Israel entregó este viernes los cuerpos de 30 palestinos a las autoridades sanitarias en Gaza, en el marco de un nuevo intercambio acordado con Hamas y gestionado por la Cruz Roja Internacional. El procedimiento se desarrolló en medio de un tenso cese al fuego y un clima de creciente desconfianza entre ambas partes.
Según informó el Ministerio de Salud de Gaza, los restos fueron trasladados al Hospital Nasser, en Jan Yunis, donde médicos locales enfrentan graves limitaciones para su identificación debido a la escasez de equipos y kits de ADN.
Con esta entrega, el número total de cuerpos palestinos devueltos por Israel asciende a 225, aunque sólo 75 han podido ser identificados por familiares. La entidad sanitaria, integrada por profesionales bajo la administración de Hamas, sostiene que el proceso avanza lentamente por la falta de recursos básicos.
La procedencia de los cadáveres no fue precisada oficialmente, sin que se confirme si corresponden a víctimas fallecidas en territorio israelí, durante detenciones o en enfrentamientos dentro de Gaza.
Munir al-Bursh, director general del Ministerio de Salud gazatí, denunció en la red X que muchos cuerpos “fueron exhumados y presentaban signos de desgarro”. A su juicio, la mayoría pertenecería a combatientes o personas muertas durante la ofensiva de octubre de 2023, aunque algunos familiares rechazan esa versión.
El ejército israelí aseguró previamente a la agencia Associated Press que los restos corresponden exclusivamente a milicianos, afirmación que no ha podido ser verificada de manera independiente. Las Fuerzas de Defensa de Israel insistieron en que todas sus operaciones se desarrollan “bajo el marco del derecho internacional”.
En reciprocidad, el gobierno israelí confirmó la recepción de los cuerpos de Sahar Baruch y Amiram Cooper, dos rehenes retenidos por Hamas desde el ataque del 7 de octubre de 2023. Con ellos, ya son 17 los restos devueltos a Israel, mientras 11 continúan pendientes según los términos del acuerdo de intercambio.
La noche del jueves, familiares y simpatizantes se congregaron en la Plaza de los Rehenes, en Tel Aviv, para exigir el retorno de todos los cautivos. “No podemos rendirnos hasta que cada cuerpo vuelva a casa”, expresó Rimona Velner, residente de la ciudad y participante del acto.

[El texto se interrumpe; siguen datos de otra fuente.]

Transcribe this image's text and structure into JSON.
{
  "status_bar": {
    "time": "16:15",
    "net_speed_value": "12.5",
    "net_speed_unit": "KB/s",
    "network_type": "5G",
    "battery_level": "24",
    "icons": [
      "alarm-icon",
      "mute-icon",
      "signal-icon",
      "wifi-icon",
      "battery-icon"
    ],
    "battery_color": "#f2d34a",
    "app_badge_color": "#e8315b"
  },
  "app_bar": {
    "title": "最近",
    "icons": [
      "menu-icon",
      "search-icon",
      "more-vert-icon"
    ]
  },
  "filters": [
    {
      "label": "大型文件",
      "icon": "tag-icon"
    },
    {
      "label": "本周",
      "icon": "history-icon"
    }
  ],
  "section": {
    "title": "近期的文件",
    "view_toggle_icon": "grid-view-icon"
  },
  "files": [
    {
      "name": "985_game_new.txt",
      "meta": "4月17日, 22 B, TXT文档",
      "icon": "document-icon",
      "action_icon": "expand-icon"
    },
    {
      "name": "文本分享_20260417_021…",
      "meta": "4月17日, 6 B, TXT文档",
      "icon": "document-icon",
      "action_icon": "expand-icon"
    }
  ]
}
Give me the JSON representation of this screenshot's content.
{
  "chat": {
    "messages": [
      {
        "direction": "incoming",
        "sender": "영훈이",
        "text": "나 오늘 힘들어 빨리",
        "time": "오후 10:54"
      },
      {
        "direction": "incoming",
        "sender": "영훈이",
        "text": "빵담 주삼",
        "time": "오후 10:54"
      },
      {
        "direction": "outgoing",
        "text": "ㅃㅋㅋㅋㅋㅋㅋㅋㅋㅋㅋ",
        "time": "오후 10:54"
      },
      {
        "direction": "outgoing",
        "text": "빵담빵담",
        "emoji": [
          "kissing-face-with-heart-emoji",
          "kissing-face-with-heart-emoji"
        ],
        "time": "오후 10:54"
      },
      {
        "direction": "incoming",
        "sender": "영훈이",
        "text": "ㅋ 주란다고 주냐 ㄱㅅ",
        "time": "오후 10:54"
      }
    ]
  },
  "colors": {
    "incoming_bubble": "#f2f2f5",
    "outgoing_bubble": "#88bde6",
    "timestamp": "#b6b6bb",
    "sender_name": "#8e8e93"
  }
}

Paralelamente, fuentes diplomáticas citadas por AP informaron que Israel advirtió a Hamas que sus combatientes debían evacuar la denominada “zona amarilla” en un plazo de 24 horas, bajo amenaza de nuevos ataques. El ultimátum venció el jueves por la noche sin respuesta oficial del movimiento islamista.
En materia sanitaria, el director del hospital Shifa, Mohamed Abu Selmiya, denunció el viernes la muerte de un civil en el norte de Gaza por disparos del ejército israelí. Las autoridades militares alegaron que sus efectivos actuaron en defensa propia ante una “amenaza inminente”.
Un informe de Naciones Unidas, basado en imágenes satelitales tomadas a principios de octubre, reveló que el 81 % de los edificios en Gaza ha resultado destruido o dañado desde el inicio de la guerra, reflejando la magnitud del impacto humanitario en el enclave.
En el plano diplomático, el canciller turco Hakan Fidan anunció una reunión en Estambul con representantes de ocho países árabes y musulmanes para evaluar acciones conjuntas sobre Gaza. El encuentro busca avanzar en la creación de una posible Fuerza Internacional de Estabilización, dentro de un plan propuesto por Estados Unidos.